Comme vous le savez, sans ce point d’échange internet du Sénégal (SENIX) même deux opérateurs qui sont au Sénégal pour échanger des données ont besoin d’entités qui sont hors du Sénégal. Cela veut dire que vous émettez un appel au Sénégal, aujourd’hui vous êtes chez un opérateur, l’autre chez un opérateur, la transaction est obligée d’aller hors du Sénégal et revenir au pays parce que nous n’avons pas de point d’échange internet. L’Adie assure la présidence du point d’échange internet du Sénégal et tous les opérateurs se sont retrouvés sur ce point d’échange. Ce qui va permettre de diminuer les temps de latence des échanges entre les opérateurs. En même temps, nous aurons quasiment la plupart des transactions qui vont rester dans notre pays. Cela va aussi diminuer l’utilisation de la bande passante internationale. A chaque fois qu’on sort du Sénégal, on utilise la bande passante, on paye et donc cela se répercute forcement sur l’utilisateur final qui va supporter le coût. Si toutes ces transactions restent dans notre pays, on paiera moins et on aura moins de temps de latence et l’usager pourra être satisfait. Ce point d’échange est mis en place. C’est un processus qui est en cours et j’appelle tous les acteurs à supporter l’initiative au-delà des opérateurs, nous appelons tout le monde y compris les banques, les structures qui sont dans notre pays pour pouvoir développer davantage les services au niveau de ce point d’échange.
Aujourd’hui, le numérique a des enjeux énormes.
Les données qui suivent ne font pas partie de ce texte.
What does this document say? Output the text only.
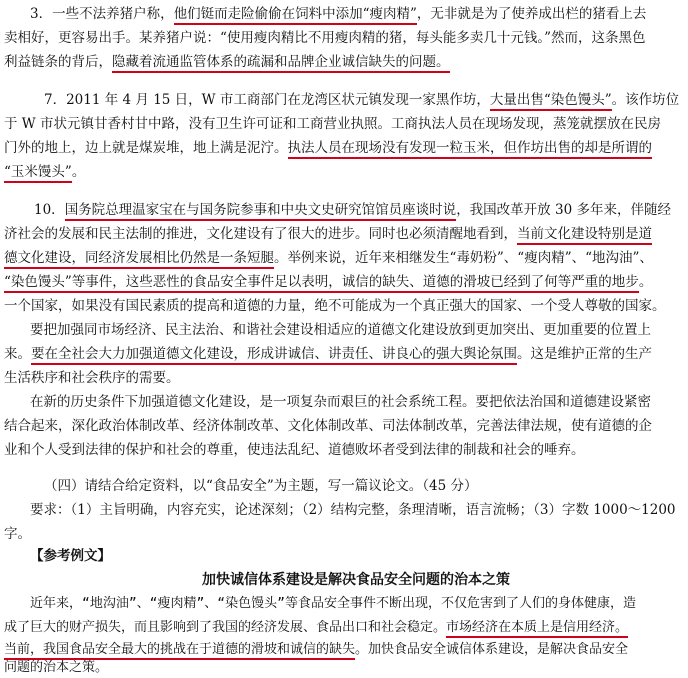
3．一些不法养猪户称，他们铤而走险偷偷在饲料中添加“瘦肉精”，无非就是为了使养成出栏的猪看上去
卖相好，更容易出手。某养猪户说：“使用瘦肉精比不用瘦肉精的猪，每头能多卖几十元钱。”然而，这条黑色
利益链条的背后，隐藏着流通监管体系的疏漏和品牌企业诚信缺失的问题。
7．2011 年 4 月 15 日，W 市工商部门在龙湾区状元镇发现一家黑作坊，大量出售“染色馒头”。该作坊位
于 W 市状元镇甘香村甘中路，没有卫生许可证和工商营业执照。工商执法人员在现场发现，蒸笼就摆放在民房
门外的地上，边上就是煤炭堆，地上满是泥泞。执法人员在现场没有发现一粒玉米，但作坊出售的却是所谓的
“玉米馒头”。
10．国务院总理温家宝在与国务院参事和中央文史研究馆馆员座谈时说，我国改革开放 30 多年来，伴随经
济社会的发展和民主法制的推进，文化建设有了很大的进步。同时也必须清醒地看到，当前文化建设特别是道
德文化建设，同经济发展相比仍然是一条短腿。举例来说，近年来相继发生“毒奶粉”、“瘦肉精”、“地沟油”、
“染色馒头”等事件，这些恶性的食品安全事件足以表明，诚信的缺失、道德的滑坡已经到了何等严重的地步。
一个国家，如果没有国民素质的提高和道德的力量，绝不可能成为一个真正强大的国家、一个受人尊敬的国家。
要把加强同市场经济、民主法治、和谐社会建设相适应的道德文化建设放到更加突出、更加重要的位置上
来。要在全社会大力加强道德文化建设，形成讲诚信、讲责任、讲良心的强大舆论氛围。这是维护正常的生产
生活秩序和社会秩序的需要。
在新的历史条件下加强道德文化建设，是一项复杂而艰巨的社会系统工程。要把依法治国和道德建设紧密
结合起来，深化政治体制改革、经济体制改革、文化体制改革、司法体制改革，完善法律法规，使有道德的企
业和个人受到法律的保护和社会的尊重，使违法乱纪、道德败坏者受到法律的制裁和社会的唾弃。
（四）请结合给定资料，以“食品安全”为主题，写一篇议论文。（45 分）
要求：（1）主旨明确，内容充实，论述深刻；（2）结构完整，条理清晰，语言流畅；（3）字数 1000～1200
字。
【参考例文】
加快诚信体系建设是解决食品安全问题的治本之策
近年来，“地沟油”、“瘦肉精”、“染色馒头”等食品安全事件不断出现，不仅危害到了人们的身体健康，造
成了巨大的财产损失，而且影响到了我国的经济发展、食品出口和社会稳定。市场经济在本质上是信用经济。
当前，我国食品安全最大的挑战在于道德的滑坡和诚信的缺失。加快食品安全诚信体系建设，是解决食品安全
问题的治本之策。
L’Adie étant le bras armé de l’Etat a-t-il suffisamment de moyens ?
Les moyens ne sont jamais suffisants quel que soit le pays ou vous vous trouvez. Mais je pense qu’aujourd’hui l’Etat du Sénégal a mis le numérique en priorité. Aujourd‘hui, c’est ce qui justifie le projet Smart Sénégal. Ces investissements vont nous permettre de nous rattraper sur le volet numérique. Mais il va falloir que l’Etat puisse suivre pour la maintenance de ces infrastructures et permettre à ce qu’elles soient à niveau pour que nous puissions assurer une bonne qualité de service. Il nous faut pour cela compter sur les ressources de l’Etat mais également développer des partenariats stratégiques avec le privé national comme international. Ces infrastructures, c’est pour l’usage de l’administration publique mais nous disposons de surcapacités qui peuvent être mises à la disposition du secteur privé qui pourra les utiliser et très rapidement développer des services à valeur ajoutée pour l’ensemble des citoyens. L’Etat va non seulement renforcer le positionnement de l’Adie, mais surtout va développer un partenariat stratégique avec le secteur privé pour développer l’économie numérique. Parce que ces infrastructures peuvent permettre d’avoir cela et nous avons récemment lancé une étude qui a été faite par Deloitte qui montre que nous avons aujourd’hui la capacité de créer près de 15.000 emplois directs. Il urge que l’Etat puisse développer ce partenariat pour permettre à d’arriver à développer cette économie numérique au bénéfice des Sénégalais et surtout pour la création d’emploi notamment les startups qui vont pouvoir utiliser ces infrastructures en terme d’hébergement, de transport de leurs données, de développement de leur business partout dans le pays.